Johnson County residents raised concerns during a virtual meeting Wednesday night about the potential toll costs associated with a U.S. 69 Highway expansion proposal.
The meeting was the second in a series of town hall meetings hosted by the Kansas Department of Transportation (KDOT) to gather feedback on the project that would expand the highway from four to six lanes from 103rd Street to 179th Street.
KDOT explained that adding express toll lanes is the best option. The department’s study showed the express toll option outperformed alternative plans in improving safety, reducing congestion and promoting sustainability.
The plan outlined the proposed toll costs with drivers paying $1.75 for a full corridor trip in the afternoon southbound, and $1.50 in the morning northbound. It would cost an estimated 65 cents during non-peak hours.
According to Cameron McGown, project manager for HNTB engineering, the rates are less than the national average.
The national average is 56 cents per mile. The proposed rate was estimated between 25 and 32 cents per mile.
“We should be below the national average. Overland Park does not have the same levels of congestion as places in California or Miami or Houston,” McGown said. “We can achieve that same goal with much lower rates.”
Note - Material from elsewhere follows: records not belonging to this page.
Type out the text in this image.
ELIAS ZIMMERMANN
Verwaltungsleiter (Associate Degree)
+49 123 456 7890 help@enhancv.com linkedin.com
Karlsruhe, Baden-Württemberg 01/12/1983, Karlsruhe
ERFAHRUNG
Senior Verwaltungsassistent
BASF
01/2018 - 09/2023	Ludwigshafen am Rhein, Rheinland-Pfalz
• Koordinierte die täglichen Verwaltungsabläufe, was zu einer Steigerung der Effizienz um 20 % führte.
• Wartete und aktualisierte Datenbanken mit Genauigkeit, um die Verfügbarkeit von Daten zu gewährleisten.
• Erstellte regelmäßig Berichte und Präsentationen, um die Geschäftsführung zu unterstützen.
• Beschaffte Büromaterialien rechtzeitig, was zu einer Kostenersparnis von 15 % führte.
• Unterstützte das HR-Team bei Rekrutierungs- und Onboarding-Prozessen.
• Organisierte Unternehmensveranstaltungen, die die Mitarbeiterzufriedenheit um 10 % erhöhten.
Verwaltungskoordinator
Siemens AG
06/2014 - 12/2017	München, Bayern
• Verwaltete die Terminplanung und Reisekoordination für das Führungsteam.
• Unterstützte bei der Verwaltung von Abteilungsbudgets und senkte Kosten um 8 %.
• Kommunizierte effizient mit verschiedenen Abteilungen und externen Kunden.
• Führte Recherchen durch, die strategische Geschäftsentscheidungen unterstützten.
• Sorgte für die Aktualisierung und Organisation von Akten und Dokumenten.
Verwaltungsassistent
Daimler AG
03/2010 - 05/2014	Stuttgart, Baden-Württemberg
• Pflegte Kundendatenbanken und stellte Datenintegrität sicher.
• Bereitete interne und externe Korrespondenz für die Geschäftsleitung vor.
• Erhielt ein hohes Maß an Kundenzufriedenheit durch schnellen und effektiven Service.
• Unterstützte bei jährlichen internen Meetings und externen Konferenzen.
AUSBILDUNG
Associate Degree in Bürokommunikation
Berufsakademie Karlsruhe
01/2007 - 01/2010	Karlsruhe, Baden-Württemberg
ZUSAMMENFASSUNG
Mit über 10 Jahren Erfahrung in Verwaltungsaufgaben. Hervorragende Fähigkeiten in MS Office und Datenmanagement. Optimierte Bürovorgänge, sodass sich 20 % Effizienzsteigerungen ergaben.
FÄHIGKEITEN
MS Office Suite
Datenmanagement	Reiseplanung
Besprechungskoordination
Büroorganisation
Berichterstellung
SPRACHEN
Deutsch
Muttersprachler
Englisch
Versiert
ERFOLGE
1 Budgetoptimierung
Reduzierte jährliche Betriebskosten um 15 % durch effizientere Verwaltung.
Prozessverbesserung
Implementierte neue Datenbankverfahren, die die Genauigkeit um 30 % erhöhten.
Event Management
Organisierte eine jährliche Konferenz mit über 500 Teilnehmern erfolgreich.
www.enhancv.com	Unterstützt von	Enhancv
Residents raised concerns during the public comment that the express lane model is inequitable and would favor wealthier drivers.
McGown said that the express lane is an option, not necessarily a choice drivers will make on a daily basis.
“When it's really important, rather than sitting there in traffic that's all going the same speed, if there is a trip that is extremely important to you, it gives you the option to take advantage of those higher speed trips,” McGown said.
Some residents pointed to other alternatives proposed by the department, including traditional widening.
This alternative would add one new general-purpose lane in each direction for all motorists. It would also include improvements to local interchanges, and the reconstruction of existing pavement and bridges.
But Lindsey Douglas, deputy secretary at KDOT, said the express lane is more affordable and sustainable.
“If the toll option is chosen, we think that that will help manage the congestion more for the long-term with the size of the facility. And it also is a lower cost option,” Douglas said.
KDOT’s estimate puts costs for the express toll lane proposal at $655 million and $740 million for the traditionally widening plan.
The highway saw more than 80,000 vehicles a day prior to the COVID-19 pandemic. KDOT officials are already seeing a return to those numbers in 2021, as residents resume in-person work at their jobs.
By 2040, traffic volume is expected to double and travel times triple along the route, according to KDOT.
The Overland Park City Council will take a look at the final proposal in May. A decision is expected by mid-June. It would then go to the Kansas Turnpike Authority Board and then the State Finance Council for approval.
If approved, construction for the project could begin as early as summer of 2022 and be completed by 2025.